Lincecum also carried a passion and necessity for hunting. He was pretty good at it, even if he did say so himself, and he did, in a “No brag, just fact” kind of way. “I could get a deer anytime I wanted it, and had it been the season for it, I could have roasted a turkey every night,” he wrote of an early sojourn.

“With my good eyes, steady nerves, and unerring rifle, if the deer was still and was in range and standing perfectly still, it was a very rare thing for me to miss. If the deer was not still, and in range, I didn’t shoot.

“Nothing could make me feel so much like a tacky, or bear so painfully on my sympathies, as the idea of going into nature’s grand park and banging away at the biggest part of the first deer that presents itself, and perhaps wounding it, for it to run off and hide itself in some dense thicket, to lie and sigh and groan away its joyous, active life with its dying breath, with curses on the head of the senseless biped who inflicted the profitless injury. Very few of my deer, or any other game I shot, rotted in the woods; hence in my day-hunting I had but little use for a dog.”

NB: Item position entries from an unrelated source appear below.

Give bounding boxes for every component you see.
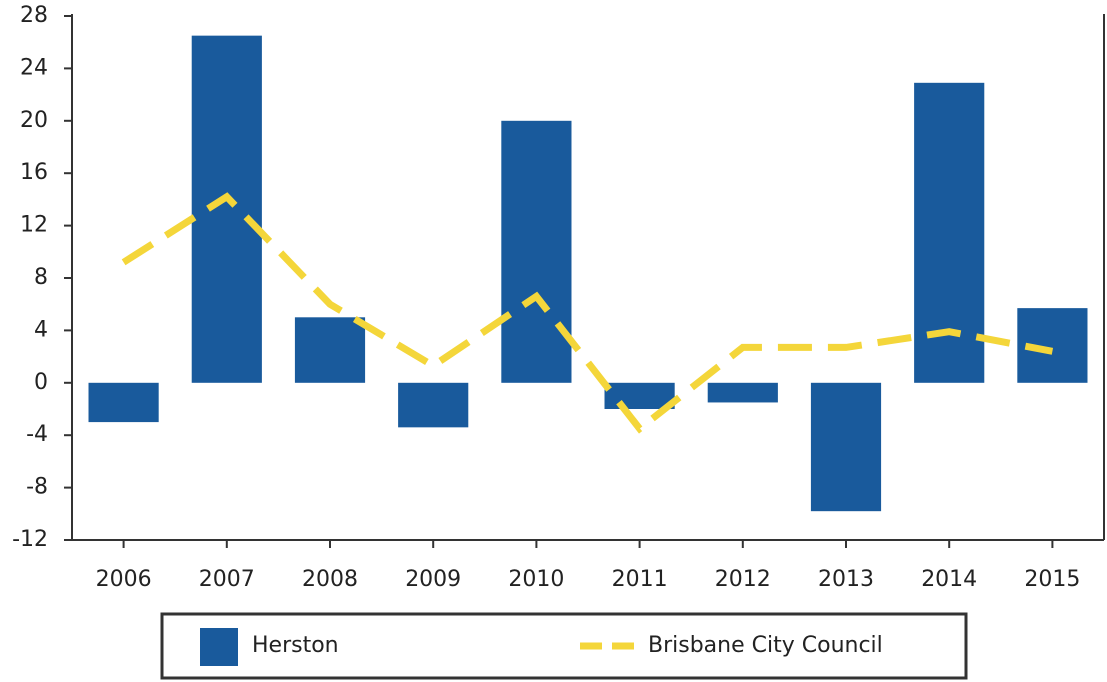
- x-tick-label: 2011: [612, 567, 668, 592]
- y-tick-label: 24: [20, 55, 48, 80]
- x-tick-label: 2008: [302, 567, 358, 592]
- y-tick-label: -8: [26, 475, 48, 500]
- bar: [604, 382, 675, 409]
- y-tick-label: 16: [20, 160, 48, 185]
- legend-swatch: [200, 628, 238, 666]
- x-tick-label: 2007: [199, 567, 255, 592]
- bar: [914, 82, 985, 383]
- y-tick-label: -12: [12, 527, 48, 552]
- bar: [398, 382, 469, 428]
- line: [121, 192, 1054, 434]
- x-tick-label: 2015: [1024, 567, 1080, 592]
- legend-label: Brisbane City Council: [648, 633, 883, 658]
- y-tick-label: 20: [20, 108, 48, 133]
- x-tick-label: 2013: [818, 567, 874, 592]
- y-tick-label: -4: [26, 422, 48, 447]
- bar: [294, 317, 366, 383]
- y-tick-label: 12: [20, 213, 48, 238]
- bar: [810, 382, 882, 512]
- bar: [88, 382, 159, 423]
- legend-label: Herston: [252, 633, 339, 658]
- x-tick-label: 2009: [405, 567, 461, 592]
- legend-box: [160, 612, 968, 680]
- x-tick-label: 2012: [715, 567, 771, 592]
- bar: [501, 120, 572, 383]
- y-tick-label: 0: [34, 370, 48, 395]
- x-tick-label: 2010: [508, 567, 564, 592]
- y-tick-label: 4: [34, 317, 48, 342]
- bar: [707, 382, 778, 403]
- x-tick-label: 2006: [96, 567, 152, 592]
- bar: [191, 35, 262, 383]
- y-tick-label: 28: [20, 3, 48, 28]
- y-tick-label: 8: [34, 265, 48, 290]
- x-tick-label: 2014: [921, 567, 977, 592]
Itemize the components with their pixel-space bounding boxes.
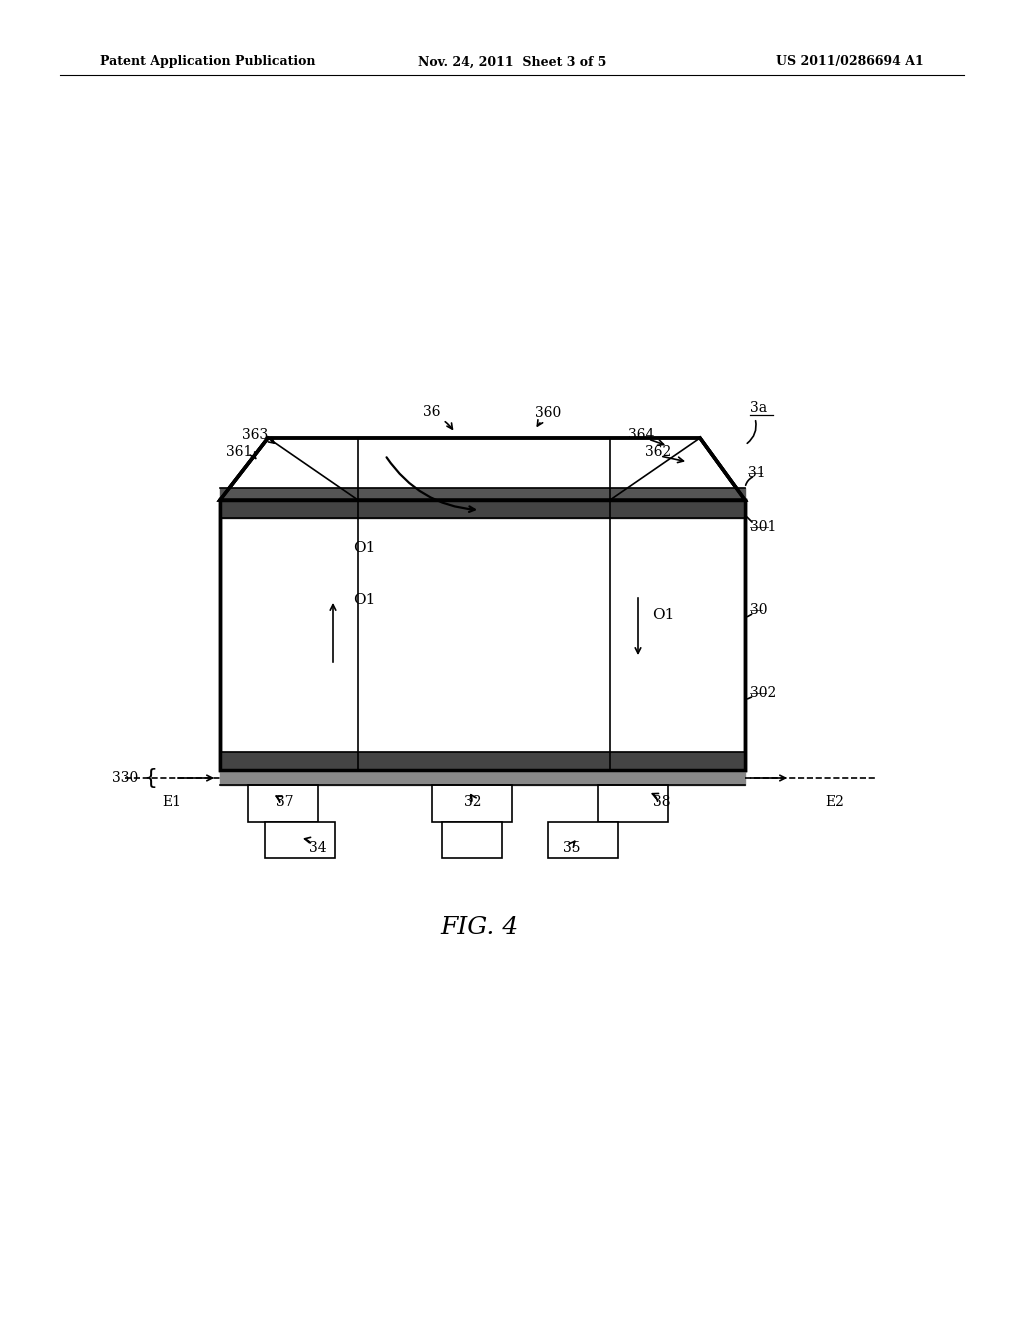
Text: 35: 35 — [563, 841, 581, 855]
Text: 32: 32 — [464, 795, 481, 809]
Text: 363: 363 — [242, 428, 268, 442]
Text: 361: 361 — [225, 445, 252, 459]
Polygon shape — [442, 822, 502, 858]
Text: O1: O1 — [652, 609, 675, 622]
Text: 302: 302 — [750, 686, 776, 700]
Polygon shape — [265, 822, 335, 858]
Text: E1: E1 — [163, 795, 181, 809]
Text: 362: 362 — [645, 445, 672, 459]
Text: 37: 37 — [276, 795, 294, 809]
Text: 360: 360 — [535, 407, 561, 420]
Text: {: { — [143, 768, 157, 788]
Text: 364: 364 — [628, 428, 654, 442]
Text: Patent Application Publication: Patent Application Publication — [100, 55, 315, 69]
Text: O1: O1 — [353, 593, 376, 607]
Text: 38: 38 — [653, 795, 671, 809]
Text: 3a: 3a — [750, 401, 767, 414]
Text: 31: 31 — [748, 466, 766, 480]
Text: 30: 30 — [750, 603, 768, 616]
Text: US 2011/0286694 A1: US 2011/0286694 A1 — [776, 55, 924, 69]
Polygon shape — [248, 785, 318, 822]
Polygon shape — [598, 785, 668, 822]
Text: 36: 36 — [423, 405, 440, 418]
Polygon shape — [432, 785, 512, 822]
Polygon shape — [220, 438, 745, 500]
Polygon shape — [548, 822, 618, 858]
Text: 301: 301 — [750, 520, 776, 535]
Text: E2: E2 — [825, 795, 845, 809]
Text: 330: 330 — [112, 771, 138, 785]
Text: Nov. 24, 2011  Sheet 3 of 5: Nov. 24, 2011 Sheet 3 of 5 — [418, 55, 606, 69]
Text: 34: 34 — [309, 841, 327, 855]
Text: FIG. 4: FIG. 4 — [441, 916, 519, 940]
Text: O1: O1 — [353, 541, 376, 554]
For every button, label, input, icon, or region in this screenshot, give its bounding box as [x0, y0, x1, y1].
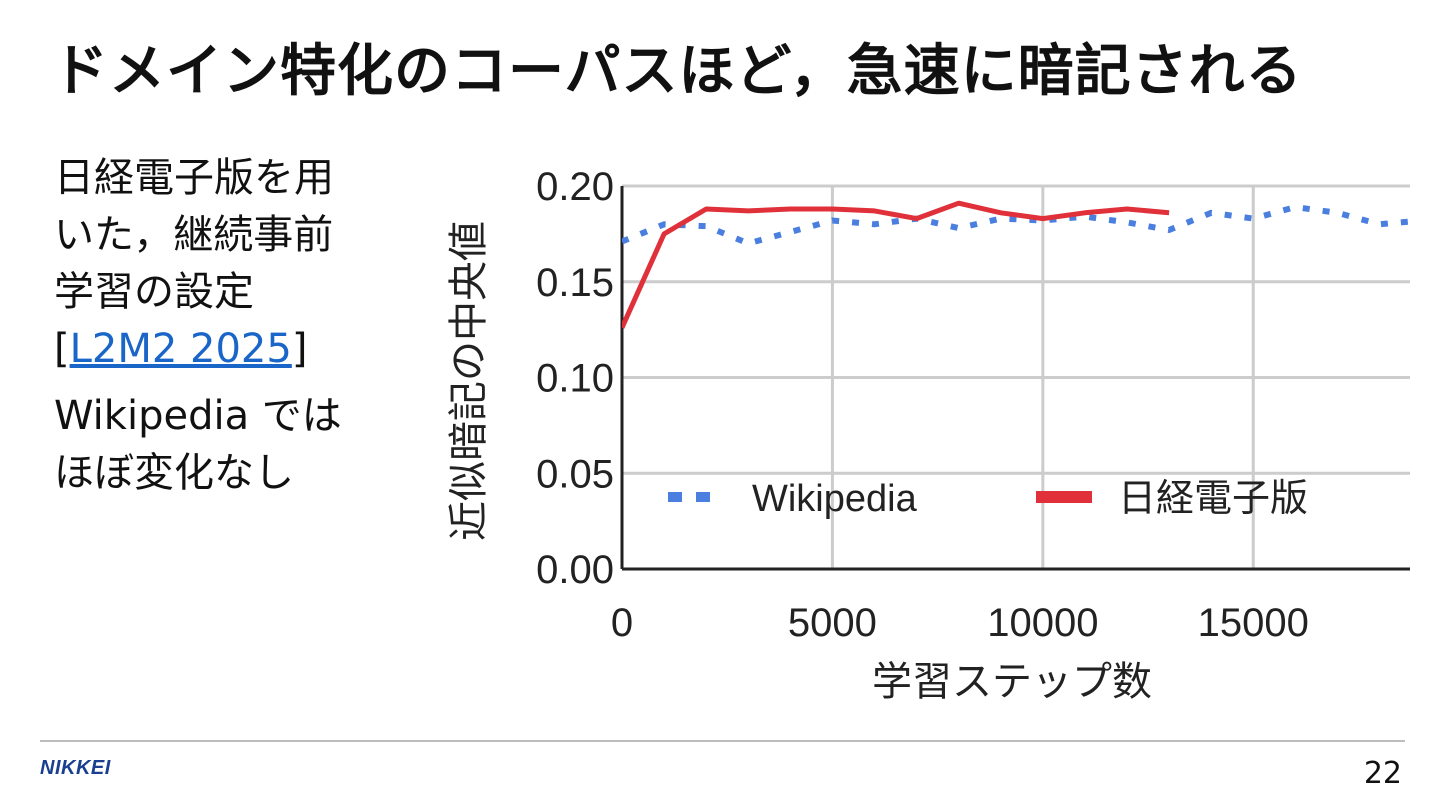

Charges that Lincecum was too anthropomorphic to be taken seriously as a naturalist didn’t bother him. He attributed to his trusty steed, Ned, qualities that most of us have only seen from the likes of Trigger, Silver and Mister Ed. But he loved the natural world about as much as any one could. At one point he describes plunging into a “far-reaching sea of grass and flowers, joyously full of delight.” He observes a large drove of wild mustangs and marvels at the “many little bunches of prairie hens flushed up from the deep grass in short range as I broke through blooming prairie pea-vines and tangled grass and weeds that long afternoon.”

While in search of more far-reaching seas of grass and flowers, he makes it clear that he is not interested in meeting a lot of people along the way. “Here I crossed a clear stream…I didn’t want to see anybody or come in contact with any settlement,” he writes at one point.

When he saw cows – indicators of civilization – he always went in another direction. Cows he could study back home in Washington County, where he more or less settled. Later he writes, “I passed a very pretty little stream of clear water, and I was glad to see that there were no signs of people about it.”

Lincecum sensed that there would be a time when “senseless bipeds” would come to dominate the landscape and he knew that the end of unlimited hunting and fishing in Texas as he knew it was drawing to a close, even in the 1830s.

“I have myself caught every perch, right at spawning time, for three or four miles, all full of eggs, in a single day. Hundreds of others were doing the same thing. Next year there were but few perch in the stream. I know now, that if we had let them alone until the spawning was over there would have been plenty of perch the next season.

“My experience in this matter clearly demonstrates to my mind that properly regulated game laws, strictly executed, would crowd the waters again with fish, thick as I have often found them in new countries, where the waters had not been fished at all.”

Lincecum had a darker side, especially by today’s standards. He was adamantly pro-slavery, considered himself an atheist and advocated sterilization – what he called the Texas Remedy – to rid society of undesirables, which included criminals, politicians and even a few members of his own profession of which, it is safe to say, he disagreed.

In the end, Lincecum knew that most of Texas would be extensively settled, and that the natural world would suffer as a result. He wrote in the Texas Almanac: “Now that all the world and the rest of mankind are coming to Texas, it behooves those who intend to remain here to look around them and see what portions of nature’s wide-spread bounties can be saved from the destructive tramp of immigration.”

We can only imagine how distressed Gideon Lincecum would be if he could see how much of world and the rest of mankind is coming to Texas, and what few portions of nature’s wide-spread bounties are left to be saved.